Но потом вулканы планеты засыпали, замирали, многие даже совсем исчезали, углекислого газа становилось меньше, и климат Земли делался чуть-чуть холоднее. Это «чуть-чуть», словно самая малая гирька на чутких весах, сразу меняло равновесие — больше становилось льда в Арктике и Антарктике, а лед хорошо отражает солнечные лучи — значит, чем больше ледяное зеркало, тем меньше тепла достается планете. Меньше тепла — больше льда. Одно цепляется за другое, и вот уже студеные северные ветры вымораживают и засыпают снегом целые материки.

Все это объяснил мне геолог и только на один вопрос ответить не смог: как здесь, в таком далеком прошлом, могла очутиться обыкновенная дорога?

Александр Иванович начал было говорить, что нашим предкам дорогу нипочем не построить, да она им и ни к чему, но вдруг умолк. Из-за кустов на дорогу выбежало десятка полтора антилоп. Вожак заметил нас, остановился, тряхнул головой, украшенной двумя огромными штопорами, и грозно топнул ногой. Затем, решив, что мы не заслуживаем его внимания, он повернулся и повел свое стадо дальше. Эх, фотоаппарат бы сюда!

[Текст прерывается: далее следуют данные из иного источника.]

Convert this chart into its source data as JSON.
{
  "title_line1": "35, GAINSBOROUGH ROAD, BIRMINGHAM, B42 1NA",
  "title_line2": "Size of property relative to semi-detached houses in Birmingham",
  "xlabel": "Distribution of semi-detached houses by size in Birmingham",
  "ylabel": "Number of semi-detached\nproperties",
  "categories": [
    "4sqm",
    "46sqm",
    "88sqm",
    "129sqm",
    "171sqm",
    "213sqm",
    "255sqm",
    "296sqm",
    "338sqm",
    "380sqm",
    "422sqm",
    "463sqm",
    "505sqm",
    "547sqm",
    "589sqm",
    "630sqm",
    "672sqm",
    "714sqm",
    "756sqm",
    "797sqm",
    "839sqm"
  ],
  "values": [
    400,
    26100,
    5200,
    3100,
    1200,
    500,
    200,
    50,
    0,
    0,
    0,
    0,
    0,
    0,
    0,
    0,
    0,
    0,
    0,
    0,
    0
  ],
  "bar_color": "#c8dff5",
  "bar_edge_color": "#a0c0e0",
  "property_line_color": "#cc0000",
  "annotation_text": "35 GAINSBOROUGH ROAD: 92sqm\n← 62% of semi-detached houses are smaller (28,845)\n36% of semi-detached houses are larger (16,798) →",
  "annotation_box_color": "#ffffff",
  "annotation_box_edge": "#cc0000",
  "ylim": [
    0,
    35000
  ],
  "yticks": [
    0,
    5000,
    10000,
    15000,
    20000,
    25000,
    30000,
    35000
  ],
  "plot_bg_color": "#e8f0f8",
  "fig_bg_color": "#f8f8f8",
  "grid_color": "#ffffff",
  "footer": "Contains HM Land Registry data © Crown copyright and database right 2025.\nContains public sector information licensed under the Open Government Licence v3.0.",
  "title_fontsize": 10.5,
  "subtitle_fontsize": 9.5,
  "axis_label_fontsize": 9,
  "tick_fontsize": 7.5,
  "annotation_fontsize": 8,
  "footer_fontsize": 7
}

Александр Иванович считает, что это давно вымершая порода, а я определенно видел в книге об Африке таких или очень похожих антилоп. Может, мы все-таки не в прошлом? Может, загадочный шар просто перенес нас в какую-то другую страну?

Едва мы поговорили про антилоп, как вдали послышался гул. Вскоре из-за холма в клубах желтой пыли вылетела лавина каких-то животных. Они мчались прямо на нас. Мы бросились в сторону, и вовремя. Едва продрались через кустарник и забрались на бугор, как по дороге с топотом, от которого дрожала земля, пронесся косяк лошадей. Какие-то чудные лошади — длинномордые, низкие, красноватой масти с темными полосками. Полоски шли у них не поперек, как у зебр, а вдоль тела. С бугра было видно, куда они направляются,— вдали, среди зарослей камыша, поблескивала полоска воды.

— На вечерний водопой,— подтвердил мою догадку Александр Иванович.— Вот тебе и ответ на твой вопрос: дорогу к водопою вытоптали дикие лошади и антилопы.

Когда я записал в дневник про антилоп и диких лошадей, мы решили тоже отправиться к воде, потому что во фляжке Александра Ивановича было пусто и еще потому, что хотели поближе рассмотреть живых ископаемых.

Однако далеко идти нам не пришлось. Едва мы добрались до края реденькой рощицы, за спиной послышался треск и тяжелый топот. Я не успел обернуться, как Александр Иванович отчаянно закричал:

— Беги к деревьям! Скорей!

Хорошо, что до ближайших деревьев было несколько шагов. Еще не зная, в чем дело, я нырнул за первый попавшийся ствол. Тотчас мимо меня пронеслась какая-то огромная туша и с треском вломилась в кусты. Никогда я еще не лазил на деревья так быстро! Опомнился, очутившись уже на самой верхушке, а когда глянул вниз — чуть не сорвался: около дерева с глухим ревом топтался огромный носорог. В жизни не видывал такой махины! Один рог чего стоил! Наклоненный вперед, он был больше метра длиной. Грязно-бурую шкуру носорога покрывала редкая щетина. Чудище хрипело от ярости и никак не могло понять, куда я делся.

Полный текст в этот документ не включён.